We have a good market here,” says Farida, “but we didn’t know how to scale up until we were selected for an incubation program run by Invest to Innovate (i2i), with support from Karandaaz. The Karandaaz intervention gave us mentors to help with marketing techniques, we met investors and changed our business plan.”

Karandaaz promotes access to finance for small businesses, to help generate broad-based employment in Pakistan, and fosters economic participation of women with the help of the United Kingdom’s Department for International Development (DFID) and the Bill & Melinda Gates Foundation. The Karandaaz Women Entrepreneurship Challenge (WEC), launched in 2017, aims to support women-led businesses by providing business development support as well as risk capital and grants so the enterprises can grow. In the first WEC round, Karandaaz partnered with three business incubators for the capacity building of women entrepreneurs. They are LUMS in Lahore, the Balochistan University of Information Technology, Engineering and Management Sciences (BUITEM) in Quetta and Invest2Innovate (i2i) working across the country. Businesses that have successfully graduated from the incubation programs would compete to receive funding from Karandaaz.

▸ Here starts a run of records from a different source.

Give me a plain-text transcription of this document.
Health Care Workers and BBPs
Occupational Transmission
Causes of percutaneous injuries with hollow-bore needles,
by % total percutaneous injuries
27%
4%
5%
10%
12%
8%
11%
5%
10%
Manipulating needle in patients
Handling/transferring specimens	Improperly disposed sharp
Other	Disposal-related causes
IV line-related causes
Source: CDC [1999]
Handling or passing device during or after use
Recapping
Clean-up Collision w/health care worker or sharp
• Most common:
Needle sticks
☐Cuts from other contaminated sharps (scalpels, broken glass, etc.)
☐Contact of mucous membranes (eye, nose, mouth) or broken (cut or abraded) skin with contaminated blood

The incubator took participants outside their comfort zone, to sessions in Lahore and Islamabad, and a network began to fall into place. Through the network, Queno added on schools in Islamabad to a client base that had been restricted to Karachi alone.

Farida had never travelled outside Karachi and the experience was a game changer. “They not only pivoted our business plan,” says Farida. “They changed my personality.” The once shy Farida, who would break out in tears when she had to make a presentation to a group is now a smiling, composed young lady who has the details of her business at her fingertips.

She points out that Queno’s founders were tech savvy, but lacked business acumen. “Investors would ask for our accounts sheets,” she says, “but we didn’t have anything to show.” All of that changed when the incubator gave Queno a virtual CFO. Farida and Zubair learnt how to do the accounts sheets, how to evaluate the company, set expenses against revenues.

Having learnt the ropes, they began to focus on growing their business. At the moment, Queno has three fulltime and two part time employees, apart from the three founders. Farida wants to expand her marketing network and add new members to her team. That way, she says, “More people will learn new skills, and become familiar with the needs of entrepreneurship.”

Limited capital has been a restraining factor for the company, but Queno has now qualified for the funding round of WEC. That means Karandaaz funding will help to expand Queno’s marketing effort to other cities and scale to the international market.

“My mother has proved to everyone that she took the right decision,” says Farida. “She brought me up to be strong enough to manage my own business and my own life.”